La ministre de la Transition énergétique et du Développement durable, Leila Benali, a détaillé devant la Chambre des représentants les mesures engagées pour renforcer les capacités nationales de stockage des produits énergétiques.
Trois leviers structurent cette stratégie. Le premier repose sur l’augmentation des capacités de stockage, soutenue par une progression de plus de 30% des investissements sur les trois dernières années. Ceux-ci ont permis d’atteindre un volume de 3,2 millions de mètres cubes en 2025. À l’horizon 2030, ces capacités devraient être renforcées de plus de 1,5 million de mètres cubes supplémentaires, pour un investissement global estimé à 6 milliards de dirhams, dont une part significative sera engagée dès 2026.
Le second axe concerne la mobilisation des infrastructures existantes, notamment les réservoirs de la SAMIR. Selon la ministre, les niveaux actuels de stockage couvrent les besoins en gasoil, essence et fuel. En revanche, des insuffisances persistent pour le gaz butane et le carburant aérien, ce qui justifie le lancement de projets visant à ajouter 400.000 mètres cubes pour le butane et 100.000 mètres cubes pour le carburant aérien d’ici 2030.

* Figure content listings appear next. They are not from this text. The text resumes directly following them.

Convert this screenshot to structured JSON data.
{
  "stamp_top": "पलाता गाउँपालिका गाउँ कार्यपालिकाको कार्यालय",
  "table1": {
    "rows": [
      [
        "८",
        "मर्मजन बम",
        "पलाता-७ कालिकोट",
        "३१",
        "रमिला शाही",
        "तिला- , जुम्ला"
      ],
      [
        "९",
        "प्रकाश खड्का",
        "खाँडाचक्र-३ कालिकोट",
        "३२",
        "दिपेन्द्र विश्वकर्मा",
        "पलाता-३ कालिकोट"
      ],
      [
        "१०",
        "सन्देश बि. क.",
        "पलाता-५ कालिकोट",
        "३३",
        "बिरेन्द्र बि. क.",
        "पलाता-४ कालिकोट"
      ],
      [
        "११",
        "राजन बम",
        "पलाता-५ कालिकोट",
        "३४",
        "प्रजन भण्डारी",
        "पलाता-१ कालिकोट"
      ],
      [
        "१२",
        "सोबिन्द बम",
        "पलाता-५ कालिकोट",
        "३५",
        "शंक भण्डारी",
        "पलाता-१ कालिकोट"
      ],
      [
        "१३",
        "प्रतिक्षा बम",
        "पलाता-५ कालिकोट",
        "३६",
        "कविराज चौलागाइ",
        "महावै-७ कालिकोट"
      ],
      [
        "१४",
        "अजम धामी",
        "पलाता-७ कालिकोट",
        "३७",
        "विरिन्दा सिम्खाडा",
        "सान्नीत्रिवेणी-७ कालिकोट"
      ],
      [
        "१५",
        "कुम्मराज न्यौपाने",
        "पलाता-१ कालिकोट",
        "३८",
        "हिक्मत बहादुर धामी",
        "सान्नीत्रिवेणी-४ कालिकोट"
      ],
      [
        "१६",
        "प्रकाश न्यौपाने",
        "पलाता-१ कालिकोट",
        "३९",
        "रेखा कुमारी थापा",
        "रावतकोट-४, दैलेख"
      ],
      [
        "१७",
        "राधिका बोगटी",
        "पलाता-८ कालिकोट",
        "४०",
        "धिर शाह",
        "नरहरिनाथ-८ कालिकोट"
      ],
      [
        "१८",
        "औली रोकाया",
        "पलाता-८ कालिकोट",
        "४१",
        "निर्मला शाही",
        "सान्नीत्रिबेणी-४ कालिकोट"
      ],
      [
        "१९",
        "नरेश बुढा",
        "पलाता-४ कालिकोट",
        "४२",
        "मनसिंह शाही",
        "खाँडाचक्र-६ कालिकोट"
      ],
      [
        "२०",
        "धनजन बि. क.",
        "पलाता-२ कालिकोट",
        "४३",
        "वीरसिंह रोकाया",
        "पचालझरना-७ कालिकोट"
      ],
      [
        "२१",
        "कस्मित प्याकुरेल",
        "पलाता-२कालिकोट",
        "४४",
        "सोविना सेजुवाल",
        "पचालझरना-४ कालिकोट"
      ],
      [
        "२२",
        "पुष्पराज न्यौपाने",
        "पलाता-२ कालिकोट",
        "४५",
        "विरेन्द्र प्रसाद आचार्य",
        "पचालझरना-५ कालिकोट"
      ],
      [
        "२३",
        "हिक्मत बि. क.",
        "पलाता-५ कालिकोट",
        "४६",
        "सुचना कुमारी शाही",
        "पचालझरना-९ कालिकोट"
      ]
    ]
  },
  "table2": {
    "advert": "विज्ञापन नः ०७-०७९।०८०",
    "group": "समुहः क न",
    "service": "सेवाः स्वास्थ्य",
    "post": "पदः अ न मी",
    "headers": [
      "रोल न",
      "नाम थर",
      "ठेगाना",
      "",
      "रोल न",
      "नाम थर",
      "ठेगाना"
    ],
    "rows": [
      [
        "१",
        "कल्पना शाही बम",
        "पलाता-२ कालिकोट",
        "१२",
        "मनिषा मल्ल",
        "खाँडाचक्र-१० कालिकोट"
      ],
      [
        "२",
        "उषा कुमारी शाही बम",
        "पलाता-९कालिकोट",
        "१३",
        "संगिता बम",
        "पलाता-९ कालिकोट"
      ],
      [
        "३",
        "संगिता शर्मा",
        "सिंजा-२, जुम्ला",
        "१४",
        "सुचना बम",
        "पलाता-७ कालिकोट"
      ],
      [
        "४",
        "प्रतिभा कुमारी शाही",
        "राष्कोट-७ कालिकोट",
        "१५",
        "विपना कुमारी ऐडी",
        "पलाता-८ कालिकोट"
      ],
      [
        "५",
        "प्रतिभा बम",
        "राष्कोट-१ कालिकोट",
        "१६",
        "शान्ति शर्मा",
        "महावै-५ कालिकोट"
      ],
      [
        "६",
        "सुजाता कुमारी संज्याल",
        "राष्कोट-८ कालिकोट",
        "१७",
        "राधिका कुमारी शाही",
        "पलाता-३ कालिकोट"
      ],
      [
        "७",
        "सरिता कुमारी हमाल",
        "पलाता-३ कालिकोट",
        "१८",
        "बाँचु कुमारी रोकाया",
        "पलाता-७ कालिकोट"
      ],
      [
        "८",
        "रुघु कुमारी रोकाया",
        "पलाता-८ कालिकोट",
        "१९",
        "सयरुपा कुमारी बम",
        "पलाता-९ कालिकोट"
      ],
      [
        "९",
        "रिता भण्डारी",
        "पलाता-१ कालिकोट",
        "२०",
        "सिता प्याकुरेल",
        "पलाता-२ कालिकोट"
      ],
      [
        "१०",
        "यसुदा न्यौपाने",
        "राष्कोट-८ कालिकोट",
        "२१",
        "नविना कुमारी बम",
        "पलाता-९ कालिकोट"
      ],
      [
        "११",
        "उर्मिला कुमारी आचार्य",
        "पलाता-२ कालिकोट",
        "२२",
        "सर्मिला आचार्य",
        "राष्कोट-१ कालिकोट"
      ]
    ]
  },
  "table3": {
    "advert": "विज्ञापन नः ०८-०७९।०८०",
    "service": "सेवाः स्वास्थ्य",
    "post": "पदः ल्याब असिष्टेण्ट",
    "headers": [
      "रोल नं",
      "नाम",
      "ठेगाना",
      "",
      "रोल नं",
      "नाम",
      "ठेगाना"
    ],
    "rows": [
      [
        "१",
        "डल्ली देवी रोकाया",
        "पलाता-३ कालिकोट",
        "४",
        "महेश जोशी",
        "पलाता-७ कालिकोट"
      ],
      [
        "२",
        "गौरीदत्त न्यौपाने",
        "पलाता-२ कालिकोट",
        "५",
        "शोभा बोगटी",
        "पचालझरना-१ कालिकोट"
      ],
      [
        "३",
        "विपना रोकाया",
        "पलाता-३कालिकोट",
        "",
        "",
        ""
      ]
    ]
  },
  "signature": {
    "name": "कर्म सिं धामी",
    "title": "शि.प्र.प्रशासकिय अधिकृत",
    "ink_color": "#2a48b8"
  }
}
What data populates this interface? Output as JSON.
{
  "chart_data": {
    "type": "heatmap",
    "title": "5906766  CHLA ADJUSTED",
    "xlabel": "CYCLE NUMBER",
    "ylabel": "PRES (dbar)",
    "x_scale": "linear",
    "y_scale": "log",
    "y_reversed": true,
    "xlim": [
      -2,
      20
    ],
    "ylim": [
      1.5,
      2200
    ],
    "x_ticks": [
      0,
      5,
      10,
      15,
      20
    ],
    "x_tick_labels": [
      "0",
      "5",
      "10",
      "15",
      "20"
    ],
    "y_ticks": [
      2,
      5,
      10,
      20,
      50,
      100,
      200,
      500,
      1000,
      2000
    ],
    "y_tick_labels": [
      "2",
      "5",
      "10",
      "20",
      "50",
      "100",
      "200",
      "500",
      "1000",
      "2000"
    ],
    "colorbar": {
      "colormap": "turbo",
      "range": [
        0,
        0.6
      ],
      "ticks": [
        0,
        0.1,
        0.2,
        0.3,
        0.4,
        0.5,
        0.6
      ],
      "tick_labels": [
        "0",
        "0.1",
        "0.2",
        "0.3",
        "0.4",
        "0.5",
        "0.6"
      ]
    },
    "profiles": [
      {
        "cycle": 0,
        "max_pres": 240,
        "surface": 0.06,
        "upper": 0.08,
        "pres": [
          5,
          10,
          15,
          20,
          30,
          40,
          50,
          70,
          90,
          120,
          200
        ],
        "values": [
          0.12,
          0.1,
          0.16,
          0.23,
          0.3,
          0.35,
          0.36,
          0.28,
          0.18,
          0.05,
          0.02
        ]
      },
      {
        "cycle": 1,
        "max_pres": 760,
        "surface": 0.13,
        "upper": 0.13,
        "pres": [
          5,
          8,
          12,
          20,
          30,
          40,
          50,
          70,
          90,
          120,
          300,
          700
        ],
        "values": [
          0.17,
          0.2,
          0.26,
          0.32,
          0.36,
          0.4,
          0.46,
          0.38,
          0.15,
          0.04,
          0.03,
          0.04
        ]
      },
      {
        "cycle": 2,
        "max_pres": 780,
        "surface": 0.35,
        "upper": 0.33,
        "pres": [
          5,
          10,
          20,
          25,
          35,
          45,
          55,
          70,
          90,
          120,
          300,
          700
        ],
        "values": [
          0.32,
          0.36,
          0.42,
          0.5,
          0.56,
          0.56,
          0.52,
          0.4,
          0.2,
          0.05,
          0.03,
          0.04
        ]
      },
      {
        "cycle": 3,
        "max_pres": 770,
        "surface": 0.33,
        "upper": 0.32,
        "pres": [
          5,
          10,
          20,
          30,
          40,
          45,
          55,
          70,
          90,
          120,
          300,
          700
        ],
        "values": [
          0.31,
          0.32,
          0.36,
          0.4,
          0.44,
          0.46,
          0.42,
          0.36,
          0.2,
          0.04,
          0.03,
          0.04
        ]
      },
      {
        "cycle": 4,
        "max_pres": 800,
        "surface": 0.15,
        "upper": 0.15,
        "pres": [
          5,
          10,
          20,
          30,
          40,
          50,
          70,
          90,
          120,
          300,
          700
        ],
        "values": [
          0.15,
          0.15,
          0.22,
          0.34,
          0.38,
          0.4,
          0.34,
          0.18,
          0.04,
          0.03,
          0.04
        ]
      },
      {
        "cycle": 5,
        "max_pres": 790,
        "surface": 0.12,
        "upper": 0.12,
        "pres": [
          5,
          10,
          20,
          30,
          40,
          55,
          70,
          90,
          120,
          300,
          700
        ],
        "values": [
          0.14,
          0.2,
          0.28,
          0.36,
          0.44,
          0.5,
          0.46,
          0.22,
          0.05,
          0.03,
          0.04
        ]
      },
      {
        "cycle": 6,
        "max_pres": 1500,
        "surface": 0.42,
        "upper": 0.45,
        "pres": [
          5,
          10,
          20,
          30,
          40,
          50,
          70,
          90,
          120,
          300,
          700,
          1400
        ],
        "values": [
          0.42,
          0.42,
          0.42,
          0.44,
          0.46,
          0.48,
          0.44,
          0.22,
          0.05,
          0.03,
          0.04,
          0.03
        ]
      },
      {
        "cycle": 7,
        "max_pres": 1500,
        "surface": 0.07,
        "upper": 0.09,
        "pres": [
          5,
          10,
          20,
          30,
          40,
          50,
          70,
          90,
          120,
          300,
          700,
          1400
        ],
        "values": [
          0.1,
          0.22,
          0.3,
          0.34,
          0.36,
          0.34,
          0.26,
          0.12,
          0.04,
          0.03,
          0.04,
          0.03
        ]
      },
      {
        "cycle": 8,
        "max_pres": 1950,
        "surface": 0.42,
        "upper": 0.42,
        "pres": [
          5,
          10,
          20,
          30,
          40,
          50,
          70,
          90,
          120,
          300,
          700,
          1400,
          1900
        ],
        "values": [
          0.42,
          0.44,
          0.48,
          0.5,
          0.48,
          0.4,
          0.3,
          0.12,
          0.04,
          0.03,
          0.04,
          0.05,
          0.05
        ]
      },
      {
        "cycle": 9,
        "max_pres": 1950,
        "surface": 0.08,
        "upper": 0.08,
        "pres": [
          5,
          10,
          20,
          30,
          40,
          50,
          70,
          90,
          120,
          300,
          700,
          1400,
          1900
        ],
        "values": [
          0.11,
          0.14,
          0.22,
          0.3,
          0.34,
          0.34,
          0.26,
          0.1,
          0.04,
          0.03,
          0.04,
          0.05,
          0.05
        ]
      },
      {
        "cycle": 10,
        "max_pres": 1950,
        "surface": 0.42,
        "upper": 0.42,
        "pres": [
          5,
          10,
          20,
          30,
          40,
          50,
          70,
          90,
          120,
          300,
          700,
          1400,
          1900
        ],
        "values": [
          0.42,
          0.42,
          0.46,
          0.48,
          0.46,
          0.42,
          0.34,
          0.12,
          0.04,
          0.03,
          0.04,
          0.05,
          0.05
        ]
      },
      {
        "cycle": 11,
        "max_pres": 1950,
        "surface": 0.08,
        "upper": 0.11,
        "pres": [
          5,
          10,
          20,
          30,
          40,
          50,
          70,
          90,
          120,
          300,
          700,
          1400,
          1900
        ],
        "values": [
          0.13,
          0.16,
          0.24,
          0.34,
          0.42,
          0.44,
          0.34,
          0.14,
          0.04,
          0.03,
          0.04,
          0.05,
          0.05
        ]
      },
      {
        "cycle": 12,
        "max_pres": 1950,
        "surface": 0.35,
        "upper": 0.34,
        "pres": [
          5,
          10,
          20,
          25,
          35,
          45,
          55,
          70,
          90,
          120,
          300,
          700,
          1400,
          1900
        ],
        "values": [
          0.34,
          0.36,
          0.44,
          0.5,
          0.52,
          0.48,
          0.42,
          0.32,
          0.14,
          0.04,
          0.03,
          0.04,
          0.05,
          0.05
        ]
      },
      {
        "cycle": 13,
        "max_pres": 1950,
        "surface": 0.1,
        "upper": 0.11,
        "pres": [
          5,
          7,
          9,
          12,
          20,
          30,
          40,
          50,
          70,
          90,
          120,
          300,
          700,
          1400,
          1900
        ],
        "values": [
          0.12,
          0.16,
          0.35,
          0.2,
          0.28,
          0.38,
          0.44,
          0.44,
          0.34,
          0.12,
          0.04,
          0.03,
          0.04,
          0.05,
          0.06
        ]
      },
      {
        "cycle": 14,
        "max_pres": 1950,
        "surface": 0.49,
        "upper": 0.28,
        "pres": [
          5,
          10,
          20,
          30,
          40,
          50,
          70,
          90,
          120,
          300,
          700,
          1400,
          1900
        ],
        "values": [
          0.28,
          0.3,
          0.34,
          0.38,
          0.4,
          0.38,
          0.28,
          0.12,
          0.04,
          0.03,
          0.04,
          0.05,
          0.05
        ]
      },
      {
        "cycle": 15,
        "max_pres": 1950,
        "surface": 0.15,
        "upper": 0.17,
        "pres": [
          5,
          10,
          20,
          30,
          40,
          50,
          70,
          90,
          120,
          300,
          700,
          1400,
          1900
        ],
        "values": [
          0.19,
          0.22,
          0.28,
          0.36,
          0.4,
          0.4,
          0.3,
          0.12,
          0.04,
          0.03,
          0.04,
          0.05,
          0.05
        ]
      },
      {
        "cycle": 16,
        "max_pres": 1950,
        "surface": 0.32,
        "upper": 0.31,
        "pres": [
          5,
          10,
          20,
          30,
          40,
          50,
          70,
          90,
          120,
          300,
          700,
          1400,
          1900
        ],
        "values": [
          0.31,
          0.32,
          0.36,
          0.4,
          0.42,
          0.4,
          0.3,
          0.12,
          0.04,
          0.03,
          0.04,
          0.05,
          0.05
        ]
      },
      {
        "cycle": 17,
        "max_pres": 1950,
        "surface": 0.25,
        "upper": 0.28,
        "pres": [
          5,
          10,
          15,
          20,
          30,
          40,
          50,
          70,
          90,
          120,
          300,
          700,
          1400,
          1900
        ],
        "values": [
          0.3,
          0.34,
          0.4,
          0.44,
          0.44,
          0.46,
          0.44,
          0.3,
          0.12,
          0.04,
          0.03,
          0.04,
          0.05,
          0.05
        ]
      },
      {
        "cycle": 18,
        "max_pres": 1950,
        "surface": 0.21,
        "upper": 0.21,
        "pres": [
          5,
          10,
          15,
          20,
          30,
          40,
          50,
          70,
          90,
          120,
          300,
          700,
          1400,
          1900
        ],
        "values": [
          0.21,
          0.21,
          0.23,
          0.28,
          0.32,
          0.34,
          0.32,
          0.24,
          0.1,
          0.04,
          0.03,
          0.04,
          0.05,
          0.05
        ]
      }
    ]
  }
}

Enfin, le troisième levier vise à rééquilibrer la répartition géographique des capacités de stockage, aujourd’hui concentrées à près de 80% dans les régions de Casablanca-Settat et Tanger-Tétouan-Al Hoceïma. Les investissements futurs seront ainsi orientés vers d’autres zones, notamment autour du projet Port Nador West Med, appelé à jouer un rôle structurant dans le développement des infrastructures liées aux hydrocarbures et au stockage du gaz naturel.